Gabby Pajak never thought she’d be conducting research at CSU. Throughout her high school career, she followed a carefully laid plan leading to an Ivy League future far away from her home state. When senior year came, a Boettcher Foundation scholarship changed everything.
“It made me reconsider,” she recalled. “Do I really need to go away to get the experience I’m looking for?”
Almost four years after opting to stay in Colorado, Gabby has no regrets. A chemical and biological engineering senior and 4th year member of the CSU Track and Field team, she’s certain that her experiences at CSU have given her opportunities that she wouldn’t have had otherwise. Looking forward, she embraces the notion that sometimes the most impactful events in our lives simply aren’t part of the plan.
Striking a balance
Gabby knew she would pursue a career in research, and she’d always planned to do it out of state. When she received the Boettcher in-state scholarship, she started mulling over new options. CSU quickly stood out as the place that would provide her with both comfort and opportunity.
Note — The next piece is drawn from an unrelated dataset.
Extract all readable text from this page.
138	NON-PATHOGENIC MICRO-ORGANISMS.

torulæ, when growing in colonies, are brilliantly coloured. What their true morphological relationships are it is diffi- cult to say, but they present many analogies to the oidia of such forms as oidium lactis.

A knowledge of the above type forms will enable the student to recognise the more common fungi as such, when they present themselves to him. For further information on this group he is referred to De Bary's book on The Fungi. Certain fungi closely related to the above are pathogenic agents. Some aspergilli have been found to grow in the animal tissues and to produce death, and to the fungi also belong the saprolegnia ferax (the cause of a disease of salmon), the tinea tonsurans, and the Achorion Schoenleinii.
“Coming from a small town and then coming here, it didn’t feel overwhelming,” she said. “I knew I could get into research and I knew I could get involved and be part of the community and that’s what I wanted to do. There are so many [research] opportunities for undergrads here; it helped draw me to it.”
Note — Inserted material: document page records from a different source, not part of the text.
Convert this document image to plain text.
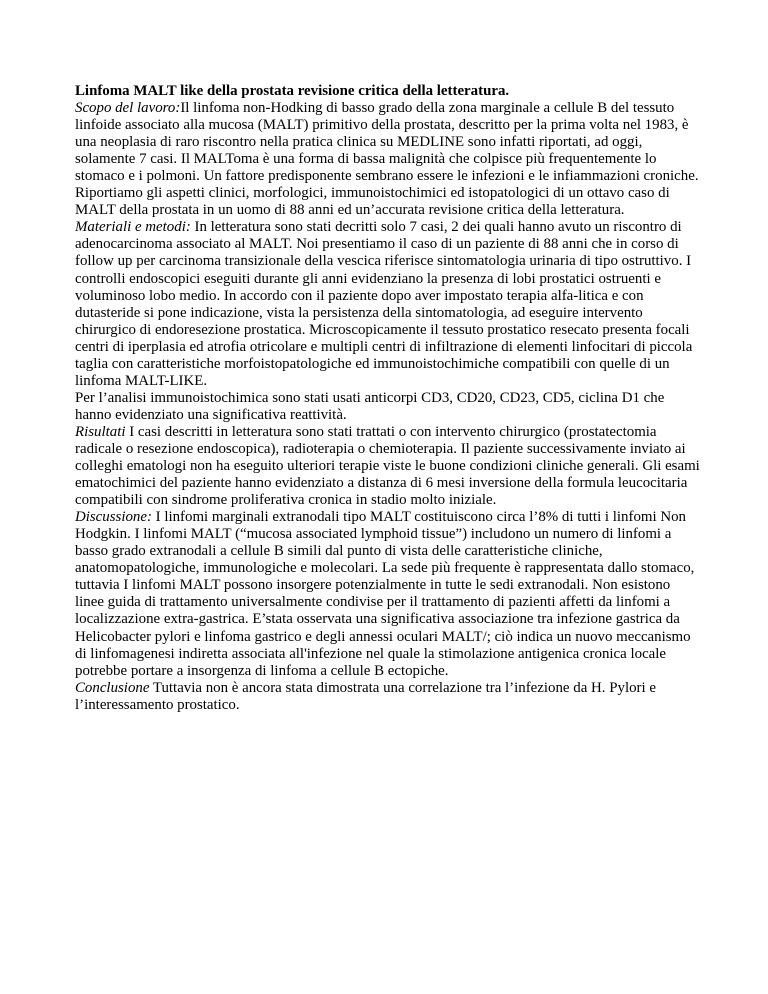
Linfoma MALT like della prostata revisione critica della letteratura.

Scopo del lavoro:Il linfoma non-Hodking di basso grado della zona marginale a cellule B del tessuto linfoide associato alla mucosa (MALT) primitivo della prostata, descritto per la prima volta nel 1983, è una neoplasia di raro riscontro nella pratica clinica su MEDLINE sono infatti riportati, ad oggi, solamente 7 casi. Il MALToma è una forma di bassa malignità che colpisce più frequentemente lo stomaco e i polmoni. Un fattore predisponente sembrano essere le infezioni e le infiammazioni croniche. Riportiamo gli aspetti clinici, morfologici, immunoistochimici ed istopatologici di un ottavo caso di MALT della prostata in un uomo di 88 anni ed un’accurata revisione critica della letteratura.

Materiali e metodi: In letteratura sono stati decritti solo 7 casi, 2 dei quali hanno avuto un riscontro di adenocarcinoma associato al MALT. Noi presentiamo il caso di un paziente di 88 anni che in corso di follow up per carcinoma transizionale della vescica riferisce sintomatologia urinaria di tipo ostruttivo. I controlli endoscopici eseguiti durante gli anni evidenziano la presenza di lobi prostatici ostruenti e voluminoso lobo medio. In accordo con il paziente dopo aver impostato terapia alfa-litica e con dutasteride si pone indicazione, vista la persistenza della sintomatologia, ad eseguire intervento chirurgico di endoresezione prostatica. Microscopicamente il tessuto prostatico resecato presenta focali centri di iperplasia ed atrofia otricolare e multipli centri di infiltrazione di elementi linfocitari di piccola taglia con caratteristiche morfoistopatologiche ed immunoistochimiche compatibili con quelle di un linfoma MALT-LIKE.

Per l’analisi immunoistochimica sono stati usati anticorpi CD3, CD20, CD23, CD5, ciclina D1 che hanno evidenziato una significativa reattività.

Risultati I casi descritti in letteratura sono stati trattati o con intervento chirurgico (prostatectomia radicale o resezione endoscopica), radioterapia o chemioterapia. Il paziente successivamente inviato ai colleghi ematologi non ha eseguito ulteriori terapie viste le buone condizioni cliniche generali. Gli esami ematochimici del paziente hanno evidenziato a distanza di 6 mesi inversione della formula leucocitaria compatibili con sindrome proliferativa cronica in stadio molto iniziale.

Discussione: I linfomi marginali extranodali tipo MALT costituiscono circa l’8% di tutti i linfomi Non Hodgkin. I linfomi MALT (“mucosa associated lymphoid tissue”) includono un numero di linfomi a basso grado extranodali a cellule B simili dal punto di vista delle caratteristiche cliniche, anatomopatologiche, immunologiche e molecolari. La sede più frequente è rappresentata dallo stomaco, tuttavia I linfomi MALT possono insorgere potenzialmente in tutte le sedi extranodali. Non esistono linee guida di trattamento universalmente condivise per il trattamento di pazienti affetti da linfomi a localizzazione extra-gastrica. E’stata osservata una significativa associazione tra infezione gastrica da Helicobacter pylori e linfoma gastrico e degli annessi oculari MALT/; ciò indica un nuovo meccanismo di linfomagenesi indiretta associata all'infezione nel quale la stimolazione antigenica cronica locale potrebbe portare a insorgenza di linfoma a cellule B ectopiche.

Conclusione Tuttavia non è ancora stata dimostrata una correlazione tra l’infezione da H. Pylori e l’interessamento prostatico.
Since beginning her career as a Ram, Gabby has successfully balanced life both in and out of the classroom. Typically, she’s working in the lab or training alongside her Track and Field teammates.
“Other schools I was looking at, I could see myself getting attached to just school and not having other outlets in my life. CSU is a really good fit and great community,” she said.
Research that could change lives
As an undergrad, Gabby is already immersed in potentially life-altering research. Dr. Tingting Yao of the College of Natural Sciences serves as Gabby’s faculty mentor and selected her to contribute to a project investigating how the protein Ubiquitin (Ub) could play a role in some diseases.
She explained, “[We are] looking at a protein that’s involved with DNA, Ubiquitin, and how it’s expanded and contracted so it influences basically what genes are turned on and how things are expressed. Mis-functions with it can lead to cancer.”
Gabby’s thesis centers on this protein exclusively, and the process hasn’t always been easy.
She recalled a time when she got caught up on a small step — her attempt to attach proteins was falling flat. After a half-dozen tries with Dr. Yao by her side she found success. That moment assured her that she was on the right path. “When we finally got it – that was such a cool feeling. It’s when I knew research was for me,” she said.
Seeing how her work could make a real-world impact also has led Gabby to develop a deep passion for it.
“I’ve been able to learn a ton and see that I do really like research. Even if it’s the smallest question, you never know how it will help someone else. That’s what I love about it,” she said.
Left brain right brain
Research and creativity might seem contradictory on first glance, but Gabby points out that creativity is a foundational skill a researcher needs to find success.
“That’s what research is — it’s all about creativity. You have to think outside of the box because you’re figuring out what no one has the answer to.”
She credits Dr. Yao for teaching her to lean on both sides of her brain during the research process.
“Dr. Yao is super creative and has been such a great mentor. The project she’s given me and created is so out of the box and such a novel technique. It makes me excited about it,” she explained.
Community in the lab
Gabby isn’t treated like a student in the lab. Faculty and Ph.D. level researchers treat her like a team member – respecting her opinion and brainstorming alongside her.
“It isn’t just about the question you’re asking. It’s how you’re asking it and it’s how the people around you are approaching that and whether it’s collaborative or not,” she explained.
When it comes to research, great minds often don’t think alike. If teams of researchers with varied experience and viewpoints come together, it can be the key to success.
“Everyone [I work with] is basically from a different country and a different region of the world. I love that; it’s all these different minds and perspectives and I think that leads to great findings,” she said.
Gabby has found that this emphasis on working together, coupled with one-on-one attention, has enabled her to find her true calling. “They helped foster [interest]. I always thought I wanted to do research but I’d never done it so when I started doing it and I still really enjoyed it, that was exciting for me,” she said.
The best laid plan
Sometimes the best laid plans aren’t meant to be — and that’s fine by Gabby. She knows now that the most influential events in our lives often catch us by surprise. Her time at CSU, even though unplanned, was the experience she needed to grow.
“Some Ivy League schools probably wouldn’t have had the same sense of community and the same encouragement from advisors,” she said.
Thanks to her undergraduate experience, Gabby is certain a future in research is for her. She’s considering studying abroad at the University of Cambridge where she was accepted for the upcoming fall semester. She’s also open to gap year possibilities, currently looking into research projects abroad and volunteer programs like Americorps.
Whatever she chooses, she’s certain of one thing: life’s curve-balls sometimes turn into the best hits.